(scroll down for English)
Kierkegaard, acı ve ıstırabın insan deneyiminin kaçınılmaz bir parçası olduğuna ve bunların kişisel gelişime ve kendini daha derinden anlamaya yol açabileceğine inanıyordu. Acıdan kaçınmaya veya acıdan kaçmaya çalışmamamız gerektiğini, bunun yerine onu kucaklamamız ve onu ruhsal ve duygusal gelişim için bir fırsat olarak kullanmamız gerektiğini savundu.

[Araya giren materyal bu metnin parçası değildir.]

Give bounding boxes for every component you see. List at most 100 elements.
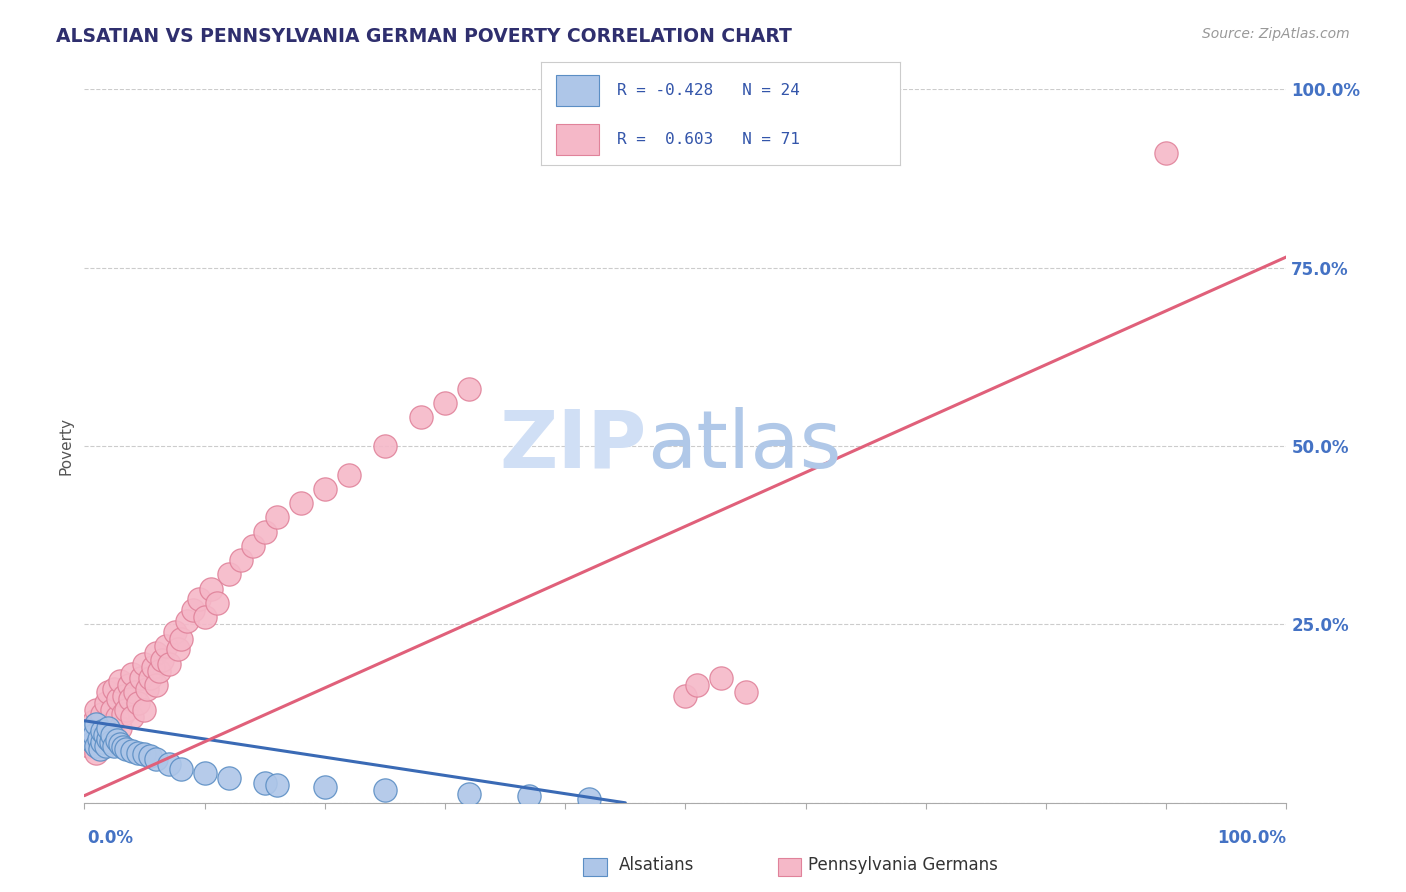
Point — [84, 728, 107, 742]
Text: Source: ZipAtlas.com: Source: ZipAtlas.com — [1202, 27, 1350, 41]
Point — [82, 735, 104, 749]
Point — [129, 671, 152, 685]
Point — [118, 692, 141, 706]
Point — [374, 439, 396, 453]
Point — [121, 744, 143, 758]
Point — [124, 685, 146, 699]
Point — [181, 603, 204, 617]
Point — [167, 642, 190, 657]
Point — [218, 771, 240, 785]
Point — [142, 660, 165, 674]
Point — [458, 787, 481, 801]
Point — [101, 703, 124, 717]
Point — [94, 728, 117, 742]
Point — [87, 731, 110, 746]
Point — [105, 710, 128, 724]
FancyBboxPatch shape — [555, 124, 599, 155]
Point — [734, 685, 756, 699]
Text: Alsatians: Alsatians — [619, 855, 695, 873]
Point — [80, 724, 103, 739]
Point — [112, 689, 135, 703]
Point — [94, 739, 117, 753]
Point — [111, 706, 134, 721]
Point — [94, 696, 117, 710]
Point — [94, 739, 117, 753]
Point — [115, 703, 138, 717]
Point — [86, 703, 108, 717]
Point — [79, 724, 101, 739]
Point — [101, 728, 124, 742]
Point — [105, 733, 128, 747]
Point — [686, 678, 709, 692]
Point — [121, 710, 143, 724]
Text: R =  0.603   N = 71: R = 0.603 N = 71 — [617, 132, 800, 147]
Point — [290, 496, 312, 510]
Text: ALSATIAN VS PENNSYLVANIA GERMAN POVERTY CORRELATION CHART: ALSATIAN VS PENNSYLVANIA GERMAN POVERTY … — [56, 27, 792, 45]
Point — [145, 646, 167, 660]
Point — [86, 717, 108, 731]
Point — [91, 724, 114, 739]
Point — [100, 717, 122, 731]
Point — [145, 678, 167, 692]
Point — [97, 721, 120, 735]
Text: 0.0%: 0.0% — [87, 829, 134, 847]
Point — [103, 728, 125, 742]
Point — [118, 678, 141, 692]
Point — [200, 582, 222, 596]
Point — [135, 681, 157, 696]
Point — [107, 692, 129, 706]
Point — [115, 742, 138, 756]
Point — [458, 382, 481, 396]
Point — [127, 746, 149, 760]
Point — [134, 747, 156, 762]
Text: atlas: atlas — [647, 407, 841, 485]
Point — [97, 728, 120, 742]
Point — [87, 731, 110, 746]
Point — [169, 762, 191, 776]
Point — [77, 739, 100, 753]
Point — [710, 671, 733, 685]
Text: ZIP: ZIP — [499, 407, 647, 485]
Point — [242, 539, 264, 553]
Point — [110, 674, 132, 689]
Point — [91, 706, 114, 721]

Aristo ise farklı olarak mutlu olmanın hayatın nihai amacı olduğunu öne sürdü. Mutluluğun veya *eudaimonia’nın erdemli bir hayat yaşayarak ve bir insan olarak potansiyelini gerçekleştirerek elde edildiğine inanıyordu. Aristo’ya göre mutluluk, geçici haz veya tatmin duygusu değil, erdemli ve mükemmel bir hayat yaşayarak elde edilen uzun vadeli bir varlık haliydi. Peki neydi bu erdemli olma hali? Aristo erdemli yaşamı üç kısma ayırmış. Bilgelik, anlayış ve pratik beceriler gibi entelektüel erdemler. Cesaret, adalet, cömertlik ve nezaket gibi ahlaki erdemler. Arkadaşlık, topluluk ve iş birliği gibi sosyal erdemler. Tüm bunların yaşamda uygulayarak, alışkanlığa dönüşerek gelişebileceğini de söylüyor. Bu erdemleri geliştirerek kişi eudaimonia’ ya götüren tatmin edici ve anlamlı bir hayat yaşayabilir.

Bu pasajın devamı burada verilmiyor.